Expression of first- and second-generation chimeric antigen receptors (CARs) in NK-92 cells. (A) Schematic representation of first- and second-generation CARs for expression in NK-92 cells that consist of an extracellular single chain fragment variable (scFv) antibody domain for target recognition fused via a hinge region derived from CD8α (hinge) to transmembrane and intracellular domains of CD3ζ (left), transmembrane and intracellular domains of CD28, and the intracellular domain of CD3ζ (middle), or transmembrane and intracellular domains of CD137 (4-1BB) and the intracellular domain of CD3ζ (right). (B) To assess endogenous expression of CD28 and CD137, lysates of NK-92 cells were subjected to SDS-PAGE and subsequent immunoblotting with CD28- and CD137-specific antibodies as indicated.
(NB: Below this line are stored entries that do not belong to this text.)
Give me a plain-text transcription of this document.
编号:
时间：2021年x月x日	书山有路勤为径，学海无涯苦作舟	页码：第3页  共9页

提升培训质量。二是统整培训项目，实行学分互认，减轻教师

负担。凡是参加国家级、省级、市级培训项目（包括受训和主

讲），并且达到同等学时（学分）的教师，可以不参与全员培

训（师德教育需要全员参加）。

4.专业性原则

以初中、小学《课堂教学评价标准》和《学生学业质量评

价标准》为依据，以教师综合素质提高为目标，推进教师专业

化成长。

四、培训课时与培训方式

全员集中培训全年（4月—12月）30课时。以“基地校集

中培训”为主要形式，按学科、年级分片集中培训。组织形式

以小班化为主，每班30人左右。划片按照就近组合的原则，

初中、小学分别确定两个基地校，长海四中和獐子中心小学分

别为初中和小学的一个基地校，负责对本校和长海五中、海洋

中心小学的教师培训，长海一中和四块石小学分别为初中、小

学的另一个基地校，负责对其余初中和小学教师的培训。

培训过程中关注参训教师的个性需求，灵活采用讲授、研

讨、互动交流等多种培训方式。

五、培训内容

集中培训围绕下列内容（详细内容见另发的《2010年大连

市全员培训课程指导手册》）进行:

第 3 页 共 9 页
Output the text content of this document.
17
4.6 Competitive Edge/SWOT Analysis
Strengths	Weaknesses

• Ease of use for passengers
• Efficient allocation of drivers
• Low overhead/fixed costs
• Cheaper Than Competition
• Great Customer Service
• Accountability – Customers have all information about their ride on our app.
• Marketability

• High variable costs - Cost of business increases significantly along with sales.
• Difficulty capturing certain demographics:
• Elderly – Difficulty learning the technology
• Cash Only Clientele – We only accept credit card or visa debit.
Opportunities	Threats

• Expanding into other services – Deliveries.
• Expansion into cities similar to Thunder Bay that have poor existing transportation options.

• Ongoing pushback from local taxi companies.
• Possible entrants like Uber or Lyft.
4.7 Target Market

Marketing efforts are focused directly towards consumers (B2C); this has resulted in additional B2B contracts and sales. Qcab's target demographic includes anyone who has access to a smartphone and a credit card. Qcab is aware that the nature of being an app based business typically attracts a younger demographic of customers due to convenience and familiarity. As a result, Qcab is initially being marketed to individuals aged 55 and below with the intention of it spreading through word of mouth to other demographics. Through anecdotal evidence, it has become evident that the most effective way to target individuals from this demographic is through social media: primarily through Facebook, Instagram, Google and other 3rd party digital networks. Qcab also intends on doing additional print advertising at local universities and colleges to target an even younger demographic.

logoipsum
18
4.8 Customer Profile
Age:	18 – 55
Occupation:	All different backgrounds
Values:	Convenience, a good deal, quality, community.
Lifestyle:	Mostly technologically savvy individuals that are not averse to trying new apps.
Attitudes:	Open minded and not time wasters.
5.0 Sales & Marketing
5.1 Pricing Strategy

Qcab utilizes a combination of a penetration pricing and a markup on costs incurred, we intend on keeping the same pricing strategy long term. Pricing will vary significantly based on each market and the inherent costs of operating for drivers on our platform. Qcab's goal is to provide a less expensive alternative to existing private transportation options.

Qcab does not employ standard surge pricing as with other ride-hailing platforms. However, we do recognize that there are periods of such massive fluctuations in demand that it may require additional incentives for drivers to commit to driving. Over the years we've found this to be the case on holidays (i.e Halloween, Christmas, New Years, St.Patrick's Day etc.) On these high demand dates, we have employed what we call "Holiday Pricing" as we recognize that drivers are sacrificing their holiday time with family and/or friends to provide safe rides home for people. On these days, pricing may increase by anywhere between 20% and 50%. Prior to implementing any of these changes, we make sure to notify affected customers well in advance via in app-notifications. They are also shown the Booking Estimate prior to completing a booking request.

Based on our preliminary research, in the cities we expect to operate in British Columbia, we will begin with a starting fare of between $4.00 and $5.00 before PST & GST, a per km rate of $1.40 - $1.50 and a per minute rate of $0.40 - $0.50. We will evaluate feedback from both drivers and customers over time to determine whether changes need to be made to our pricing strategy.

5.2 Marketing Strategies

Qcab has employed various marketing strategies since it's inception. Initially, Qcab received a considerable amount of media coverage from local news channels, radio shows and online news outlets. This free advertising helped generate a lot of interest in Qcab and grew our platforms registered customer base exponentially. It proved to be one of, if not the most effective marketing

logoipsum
Lysates of peripheral blood mononuclear cells (PBMCs) from healthy donors were included for comparison. (C) For analysis of CAR expression, lysates of NK-92 cells transduced with lentiviral vectors that encode CD19-specific CARs containing CD3ζ, composite CD28-CD3ζ, or CD137-CD3ζ signaling domains as represented in (A) were subjected to SDS-PAGE under reducing (R, left panel) or non-reducing conditions (NR, right panel) and subsequent immunoblotting with CD8α-specific antibody, which detects the hinge domain. The positions of CAR monomers, homodimers of the CD3ζ CAR, and heterodimers of the CD3ζ CAR with endogenous CD3ζ are indicated. Data in panel (C) are from Oelsner et al. (74).